My choice is to go as deeply as I am able in what is described as the “inner journey”. It is very personal. It is individual. Society has no part in it. My choice is to investigate the nature and experience of this inexplicable existence. In my experience, it is a choice which requires courage. There will be those who will object and tell me I must get in line, listen to the experts, follow the rules, be realistic.

 

(If anyone reduces this to the validity of which side of the road on which to drive or something similarly banal, I’m going to ignore you – you are a simpleton.)

 

We live in a time where several billion of us have access to endless information. There is so much information it is not possible to process even a small portion of it. Some would say this is a good reason for humanity to embrace transhumanism, to become machines, to morph into supercomputers. Some would say it is a good reason to follow the lead of those who would generously don the mantle of responsibility for “society” and lead us all into the future they envision.

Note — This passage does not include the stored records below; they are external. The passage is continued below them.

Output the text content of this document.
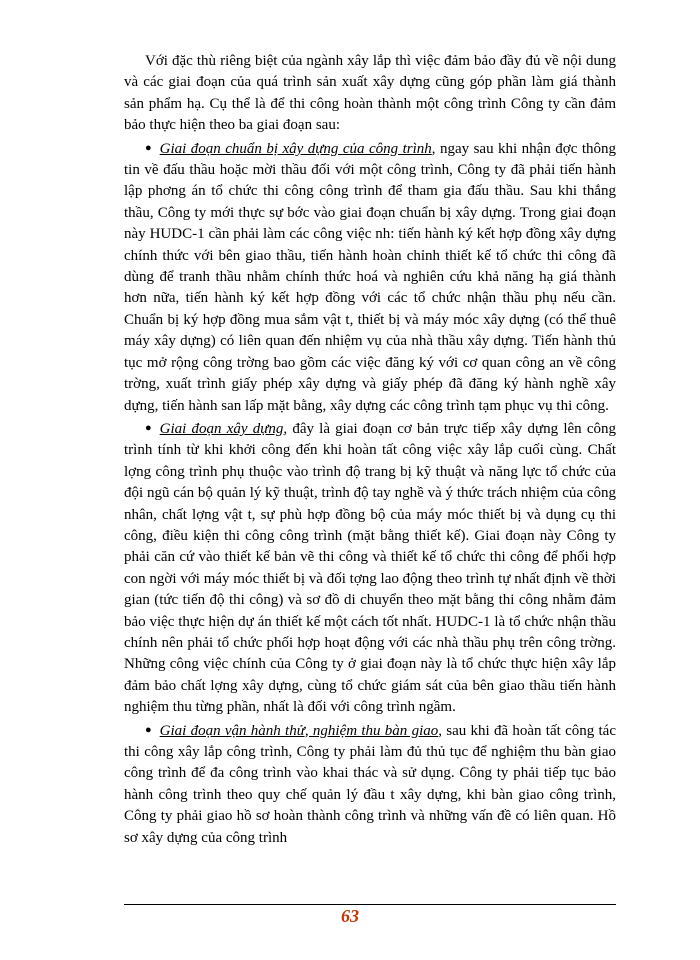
Với đặc thù riêng biệt của ngành xây lắp thì việc đảm bảo đầy đủ về nội dung và các giai đoạn của quá trình sản xuất xây dựng cũng góp phần làm giá thành sản phẩm hạ. Cụ thể là để thi công hoàn thành một công trình Công ty cần đảm bảo thực hiện theo ba giai đoạn sau:

● Giai đoạn chuẩn bị xây dựng của công trình, ngay sau khi nhận đợc thông tin về đấu thầu hoặc mời thầu đối với một công trình, Công ty đã phải tiến hành lập phơng án tổ chức thi công công trình để tham gia đấu thầu. Sau khi thắng thầu, Công ty mới thực sự bớc vào giai đoạn chuẩn bị xây dựng. Trong giai đoạn này HUDC-1 cần phải làm các công việc nh: tiến hành ký kết hợp đồng xây dựng chính thức với bên giao thầu, tiến hành hoàn chỉnh thiết kế tổ chức thi công đã dùng để tranh thầu nhằm chính thức hoá và nghiên cứu khả năng hạ giá thành hơn nữa, tiến hành ký kết hợp đồng với các tổ chức nhận thầu phụ nếu cần. Chuẩn bị ký hợp đồng mua sắm vật t, thiết bị và máy móc xây dựng (có thể thuê máy xây dựng) có liên quan đến nhiệm vụ của nhà thầu xây dựng. Tiến hành thủ tục mở rộng công trờng bao gồm các việc đăng ký với cơ quan công an về công trờng, xuất trình giấy phép xây dựng và giấy phép đã đăng ký hành nghề xây dựng, tiến hành san lấp mặt bằng, xây dựng các công trình tạm phục vụ thi công.

● Giai đoạn xây dựng, đây là giai đoạn cơ bản trực tiếp xây dựng lên công trình tính từ khi khởi công đến khi hoàn tất công việc xây lắp cuối cùng. Chất lợng công trình phụ thuộc vào trình độ trang bị kỹ thuật và năng lực tổ chức của đội ngũ cán bộ quản lý kỹ thuật, trình độ tay nghề và ý thức trách nhiệm của công nhân, chất lợng vật t, sự phù hợp đồng bộ của máy móc thiết bị và dụng cụ thi công, điều kiện thi công công trình (mặt bằng thiết kế). Giai đoạn này Công ty phải căn cứ vào thiết kế bản vẽ thi công và thiết kế tổ chức thi công để phối hợp con ngời với máy móc thiết bị và đối tợng lao động theo trình tự nhất định về thời gian (tức tiến độ thi công) và sơ đồ di chuyển theo mặt bằng thi công nhằm đảm bảo việc thực hiện dự án thiết kế một cách tốt nhất. HUDC-1 là tổ chức nhận thầu chính nên phải tổ chức phối hợp hoạt động với các nhà thầu phụ trên công trờng. Những công việc chính của Công ty ở giai đoạn này là tổ chức thực hiện xây lắp đảm bảo chất lợng xây dựng, cùng tổ chức giám sát của bên giao thầu tiến hành nghiệm thu từng phần, nhất là đối với công trình ngầm.

● Giai đoạn vận hành thử, nghiệm thu bàn giao, sau khi đã hoàn tất công tác thi công xây lắp công trình, Công ty phải làm đủ thủ tục để nghiệm thu bàn giao công trình để đa công trình vào khai thác và sử dụng. Công ty phải tiếp tục bảo hành công trình theo quy chế quản lý đầu t xây dựng, khi bàn giao công trình, Công ty phải giao hồ sơ hoàn thành công trình và những vấn đề có liên quan. Hồ sơ xây dựng của công trình

63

My challenge with these indiscreetly garbed Emperors of our time is that from my twisted, unusual, unique, poorly informed, arrogant, unintelligent and ultimately misguided perspective I witness no humility at all. From where I can observe them, I witness blistering, consumptive arrogance. I witness bluff, bluster and sleight of hand. I witness abject self-interest barely concealed behind a “glamour” which tells me that I can have what they have if I just play the game in the way I am told.

 

My answer is no.

 

The freedom to add my own brand of weird remains with this thing I identify as me. No-one gets to stick a needle in me without my permission. No-one gets to track and trace me without my permission. No-one gets to tell me I can’t gather with my friends and family to celebrate or mourn.

 

I do not consent.

 

If these things are your intent, or if you would attempt to shame me into compliance you will be denied. You can stop trying.

 

No-one gets to play God with my life, except the force that created this fabulous, exquisite, terrifying, astounding, beautiful realm in which I reside for this little while. Ever since I came face to face with that “creator of all things”, the rantings and ravings of petulant little humans, no matter how influential they might perceive themselves to be, have become nothing more than the swansong of pesky pretenders who have not yet realised they are redundant.

My body is a temple for which I remain responsible. My perspective is valid until I decide to change it. You have no say in the matter. It doesn’t change because I am outnumbered or outgunned.

It is my unique perspective and contribution, flawed and misguided though it may be, which adds a single, fragile thread into the design of this exquisite tapestry, this incredible existence in which we all dance or trudge. Each unique perspective also adds one single, fragile thread. Put all the threads together and we don’t just create a society, we create an infinitely more magnificent playground of beauty than any one of us can imagine on our own.

 

Life is an extraordinary, fantastic, multicoloured tapestry. Those who seek to bind me to comply with ridiculous rules which serve no-one but self-appointed “masters” offer me nothing more than a sodden, grey blanket.

The deep inner journey reveals our unique, individual souls. As more and more of them are revealed, we design a collective soul. It is magnificent and awe inspiring.

 

What I see presented to me as life in the dominant narrative of today is a sodden, grey blanket. It has no regard for my soul or yours and that is its fatal flaw, its redundancy, it’s abject failure.

 

The remainder of my time here is dedicated to the revelation of my soul.

 

On the path I have chosen, everyone remains at choice. All I can do is recommend the journey into awe and wonder.

 

If you’ve read this far, congratulations. 

Feel free to add your opinion or perspective in the comments, respecting the opinion and perspective of others. Don’t expect me to respond. I’m busy revelating my soul, remember?